By Nick Patience

None of the five organizations that have been accredited to begin registering domain names today, April 26 are expected to be doing so, due to the lack of preparation time since they heard they were one of the chosen five. In fact, depending on who you speak to, the five are likely to start anywhere between the start of May and the end of the intended 60-day test period.

The announcement of the names was made last Wednesday and meetings were held between the five companies and Network Solutions Inc, the keeper of the registry. They will not be able to get going today because none of has yet received the shared registration software (SRS) needed to register names in the database of .com, .net and .org. Under the terms of the registrar license, NSI is obliged to hand over full documentation for the registry registrar protocol (RRP) the C and Java APIs and client software within three business days, which will be April 29.

NSI held a technical session for the companies at its headquarters on Friday morning led by senior VP engineering Dave Holtzman. Each of the five companies was represented by three or four people and four out of the five companies signed the necessary license agreement. NSI’s own registrar business was excluded from the discussions.

The first to sign the agreement was Melbourne IT, which will be registering names through its subsidiary Internet Names Australia (INA). The Council of Registrars (CORE), Register.com, France Telecom SA’s Oleane subsidiary also signed on Friday, but AOL did not sign, apparently because it sent technical, not management people along to the session.
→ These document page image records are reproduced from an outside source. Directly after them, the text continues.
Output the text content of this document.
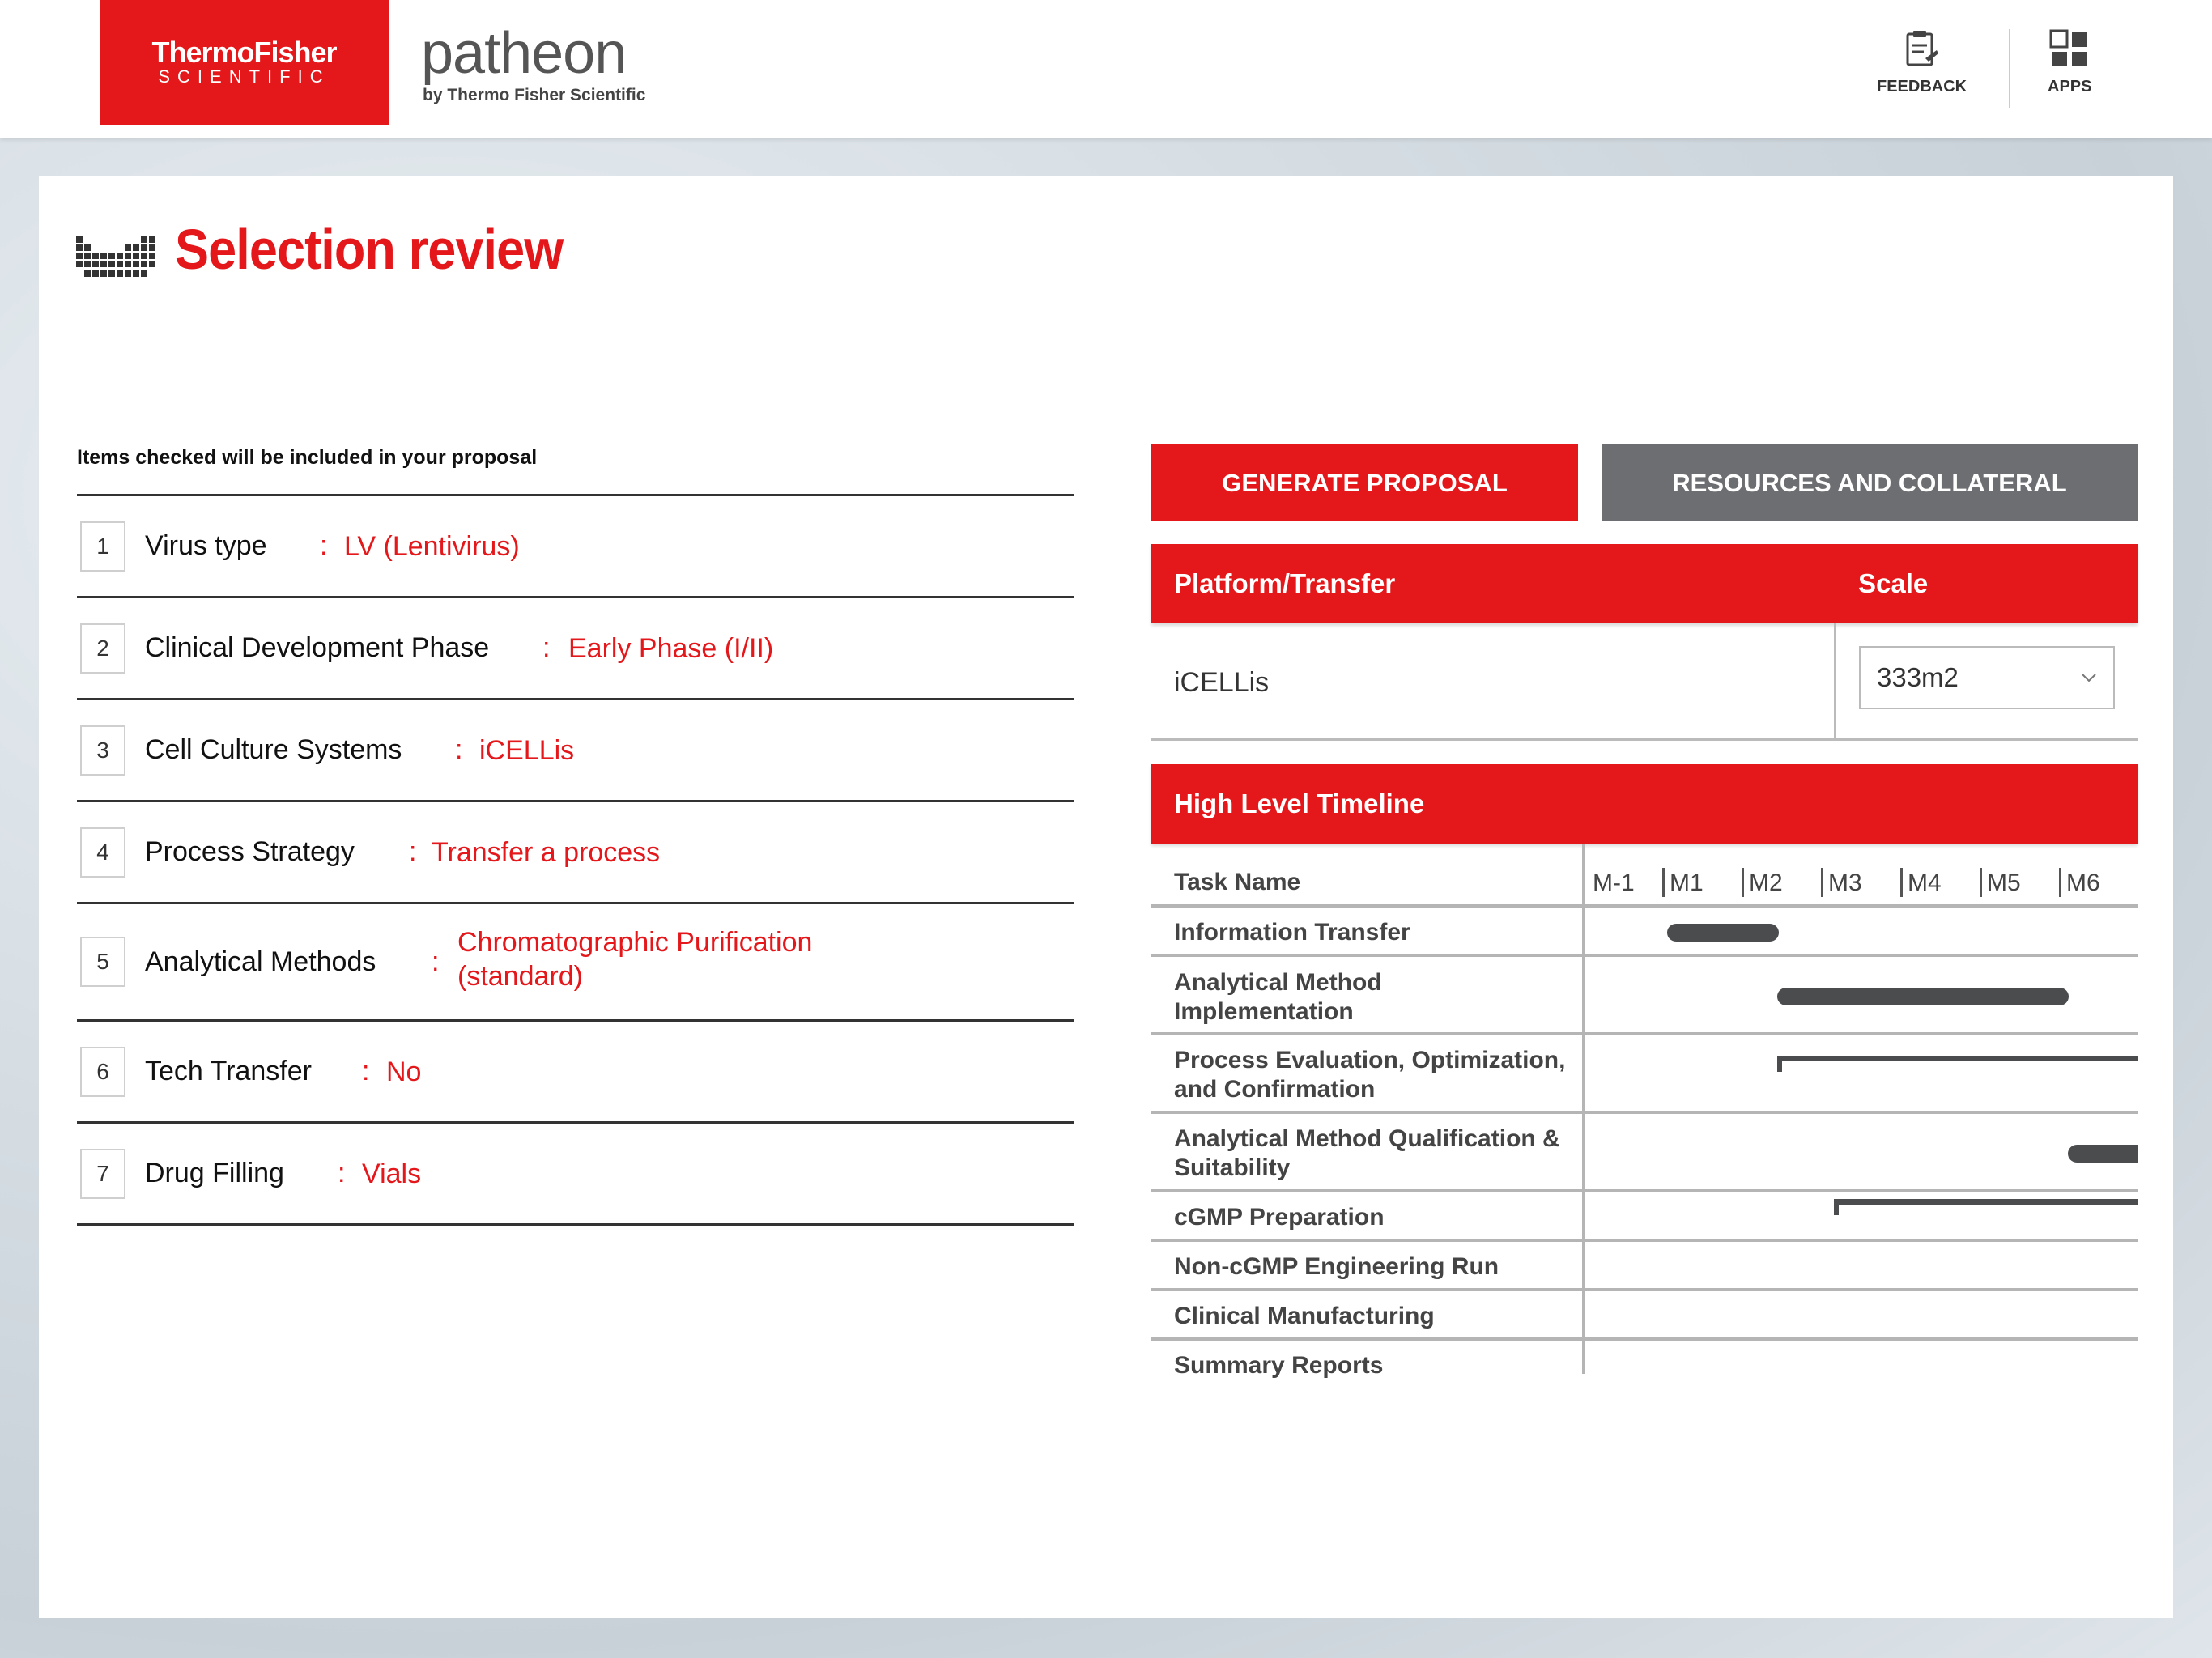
ThermoFisher
SCIENTIFIC	patheon
by Thermo Fisher Scientific	FEEDBACK	APPS
Selection review
Items checked will be included in your proposal
1	Virus type : LV (Lentivirus)
2	Clinical Development Phase : Early Phase (I/II)
3	Cell Culture Systems : iCELLis
4	Process Strategy : Transfer a process
5	Analytical Methods :
Chromatographic Purification
(standard)
6	Tech Transfer : No
7	Drug Filling : Vials
GENERATE PROPOSAL	RESOURCES AND COLLATERAL
Platform/Transfer	Scale
iCELLis	333m2
High Level Timeline
Task Name	M-1 M1 M2 M3 M4 M5 M6
Information Transfer
Analytical Method
Implementation
Process Evaluation, Optimization,
and Confirmation
Analytical Method Qualification &
Suitability
cGMP Preparation
Non-cGMP Engineering Run
Clinical Manufacturing
Summary Reports
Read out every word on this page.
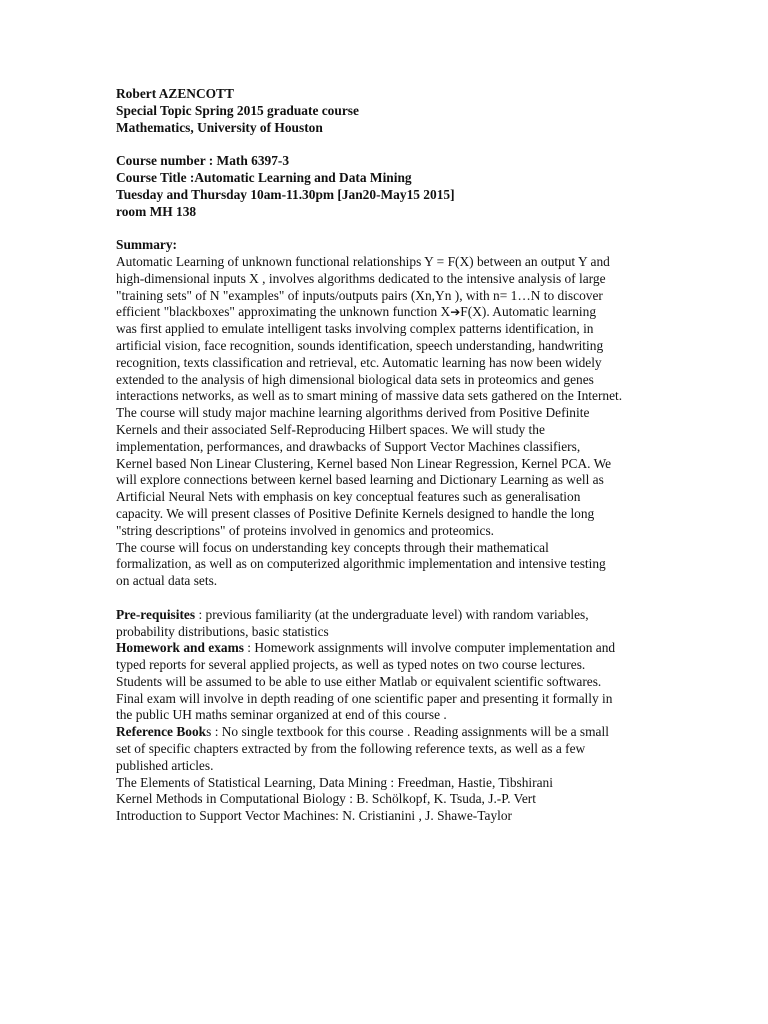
Robert AZENCOTT
Special Topic Spring 2015 graduate course
Mathematics, University of Houston
Course number : Math 6397-3
Course Title :Automatic Learning and Data Mining
Tuesday and Thursday 10am-11.30pm [Jan20-May15 2015]
room MH 138
Summary:
Automatic Learning of unknown functional relationships Y = F(X) between an output Y and
high-dimensional inputs X , involves algorithms dedicated to the intensive analysis of large
"training sets" of N "examples" of inputs/outputs pairs (Xn,Yn ), with n= 1…N to discover
efficient "blackboxes" approximating the unknown function X➔F(X). Automatic learning
was first applied to emulate intelligent tasks involving complex patterns identification, in
artificial vision, face recognition, sounds identification, speech understanding, handwriting
recognition, texts classification and retrieval, etc. Automatic learning has now been widely
extended to the analysis of high dimensional biological data sets in proteomics and genes
interactions networks, as well as to smart mining of massive data sets gathered on the Internet.
The course will study major machine learning algorithms derived from Positive Definite
Kernels and their associated Self-Reproducing Hilbert spaces. We will study the
implementation, performances, and drawbacks of Support Vector Machines classifiers,
Kernel based Non Linear Clustering, Kernel based Non Linear Regression, Kernel PCA. We
will explore connections between kernel based learning and Dictionary Learning as well as
Artificial Neural Nets with emphasis on key conceptual features such as generalisation
capacity. We will present classes of Positive Definite Kernels designed to handle the long
"string descriptions" of proteins involved in genomics and proteomics.
The course will focus on understanding key concepts through their mathematical
formalization, as well as on computerized algorithmic implementation and intensive testing
on actual data sets.
Pre-requisites : previous familiarity (at the undergraduate level) with random variables,
probability distributions, basic statistics
Homework and exams : Homework assignments will involve computer implementation and
typed reports for several applied projects, as well as typed notes on two course lectures.
Students will be assumed to be able to use either Matlab or equivalent scientific softwares.
Final exam will involve in depth reading of one scientific paper and presenting it formally in
the public UH maths seminar organized at end of this course .
Reference Books : No single textbook for this course . Reading assignments will be a small
set of specific chapters extracted by from the following reference texts, as well as a few
published articles.
The Elements of Statistical Learning, Data Mining : Freedman, Hastie, Tibshirani
Kernel Methods in Computational Biology : B. Schölkopf, K. Tsuda, J.-P. Vert
Introduction to Support Vector Machines: N. Cristianini , J. Shawe-Taylor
Register.com says it will probably begin accepting registrations at the start of May, and from what we can gather, AOL may well be the last. It says it got involved not for its traditional customer base of AOL users, but for the ones it got from the acquisition of Netscape Communications Corp and the ones it hopes to get through its alliance with Sun Microsystems Inc. It will market domain names as just one of its many business services.

Sources within the five companies tell us that NSI is employing a thin-registry, fat-registrar model, whereby the registry records only contain a minimal amount of information, such as the IP address, domain name and basic contact details. The registrar retains the rest. At first glance that may appear to be advantageous to the registrars, but it could make it more difficult for users to switch registrars, which would benefit NSI as it is starting the competition phase with a head start of millions of names it has registered over the past seven years. Moreover, the registrar agreement states that registrants must pay the $18 fee again for two years registration even if the two years have not elapsed. The losing registrar will not get a refund.

Today, Monday NSI will publish what its sees as the timetable for the test-bed period and beyond. Nobody was available at the Department of Commerce to comment on NSI’s timetable, but NSI says both the DoC and the Internet Corporation for Assigned names and Numbers (ICANN) has known for quite some time that a start date of today would prove unrealistic. NSI says the atmosphere at the technical suggestions was surprisingly cordial and there was even some applause at the end. We wonder how long such bonhomie will last.